Is this affecting your kids? Perhaps more than you realize. I recently read about a girl who told a friend she was unhappy because no one talked to her anymore. Her friend responded that she felt the same way. The sad, pathetic, irony of that interchange was that the two girls were sitting in the same room texting each other!

A former Facebook vice president for user growth, Chamath Palihapitiyahas, also turned his back on the medium he helped develop and expand. At a talk given at the Stanford Graduate School of Business, he said that he and the company’s founders “have created tools that are ripping apart the social fabric of how society works.” His own kids don’t have profiles on the social network. Palihapitiyahas admitted he feels “tremendous guilt” for the kind of impact Facebook has had on the world.
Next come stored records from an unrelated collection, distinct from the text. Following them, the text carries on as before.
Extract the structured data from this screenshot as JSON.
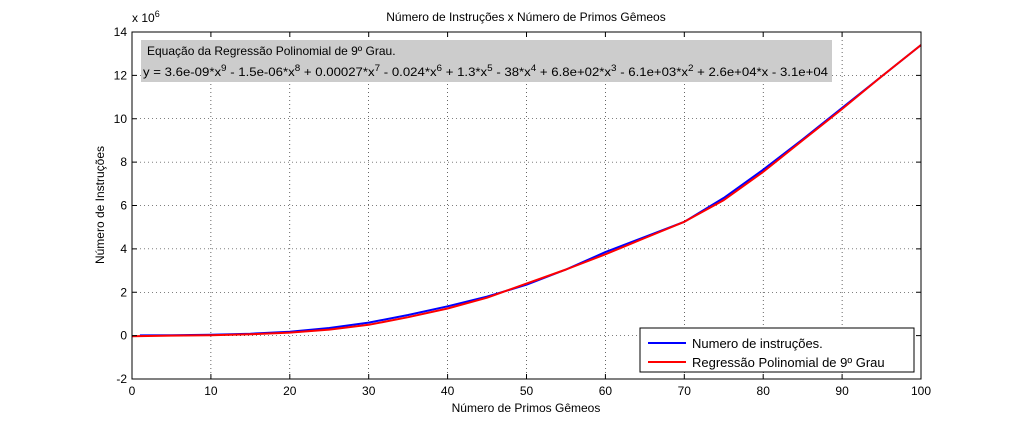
{
  "chart_data": {
    "type": "line",
    "title": "Número de Instruções x Número de Primos Gêmeos",
    "xlabel": "Número de Primos Gêmeos",
    "ylabel": "Número de Instruções",
    "y_exponent_label": "x 10",
    "y_exponent_power": "6",
    "xlim": [
      0,
      100
    ],
    "ylim": [
      -2,
      14
    ],
    "xticks": [
      0,
      10,
      20,
      30,
      40,
      50,
      60,
      70,
      80,
      90,
      100
    ],
    "yticks": [
      -2,
      0,
      2,
      4,
      6,
      8,
      10,
      12,
      14
    ],
    "grid": true,
    "legend_position": "bottom-right",
    "annotation": {
      "line1": "Equação da Regressão Polinomial de 9º Grau.",
      "line2_parts": [
        {
          "t": "y = 3.6e-09*x"
        },
        {
          "sup": "9"
        },
        {
          "t": " - 1.5e-06*x"
        },
        {
          "sup": "8"
        },
        {
          "t": " + 0.00027*x"
        },
        {
          "sup": "7"
        },
        {
          "t": " - 0.024*x"
        },
        {
          "sup": "6"
        },
        {
          "t": " + 1.3*x"
        },
        {
          "sup": "5"
        },
        {
          "t": " - 38*x"
        },
        {
          "sup": "4"
        },
        {
          "t": " + 6.8e+02*x"
        },
        {
          "sup": "3"
        },
        {
          "t": " - 6.1e+03*x"
        },
        {
          "sup": "2"
        },
        {
          "t": " + 2.6e+04*x - 3.1e+04"
        }
      ]
    },
    "series": [
      {
        "name": "Numero de instruções.",
        "color": "#0000ff",
        "x": [
          1,
          5,
          10,
          15,
          20,
          25,
          30,
          35,
          40,
          45,
          50,
          55,
          60,
          65,
          70,
          75,
          80,
          85,
          90,
          95,
          100
        ],
        "y": [
          0.01,
          0.02,
          0.04,
          0.09,
          0.18,
          0.35,
          0.6,
          0.95,
          1.35,
          1.8,
          2.35,
          3.05,
          3.85,
          4.55,
          5.25,
          6.35,
          7.65,
          9.05,
          10.5,
          11.95,
          13.4
        ]
      },
      {
        "name": "Regressão Polinomial de 9º Grau",
        "color": "#ff0000",
        "x": [
          0,
          5,
          10,
          15,
          20,
          25,
          30,
          35,
          40,
          45,
          50,
          55,
          60,
          65,
          70,
          75,
          80,
          85,
          90,
          95,
          100
        ],
        "y": [
          -0.03,
          0.0,
          0.02,
          0.06,
          0.14,
          0.28,
          0.5,
          0.85,
          1.25,
          1.75,
          2.4,
          3.05,
          3.75,
          4.5,
          5.25,
          6.25,
          7.55,
          9.0,
          10.45,
          11.95,
          13.4
        ]
      }
    ]
  }
}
His own kids are “not allowed to use this [expletive].”

What would Steve Jobs do?
Back when the first iPad was hitting the market, an Apple employee asked Steve Jobs what his kids thought about the tablet. Jobs said, “They haven’t used it. We limit how much technology our kids use at home.” The author of the book about Steve Jobs told that same person some homey details about life in the Jobs family. “Every evening Steve made a point of having dinner at the big long table in their kitchen, discussing books and history and a variety of things,” he said. “No one ever pulled out an iPad or computer. The kids did not seem addicted at all to devices.”

Some of the possible effects on young people spending a lot of time on the social media sites (at least four times a day) include:

  • Low self-esteem leading to poor health
  • Lower grades
  • Less time studying
  • Procrastination
  • Distraction
  • Poor time-management
  • Looking for a sense of “belongingness”
  • Symptoms of anxiety
  • Insomnia

You can read more about the consequences in a Forbes article dated June 30, 2017 titled “6 Ways Social Media Affects Our Mental Health.”

Kidshealth.org says 17% of teens say they’ve been contacted online by someone they didn’t know in a way that made them feel scared or uncomfortable, 30% say they’ve received online advertising that was inappropriate for their age, 39% admitted to lying about their age to gain access to websites. In addition, another study showed 9 out of 10 teens post photos of themselves online or use their real names on their profiles; 8 out of 10 reveal their birthdates and interests; and 7 out of 10 post their school name and the town where they live. Actions like this can make kids easy targets for online predators and others who might want to cause them harm.

Let me know if your kids use social media. If so, how much? What, if any, are your rules? Are you surprised at the confession of Sean Parker?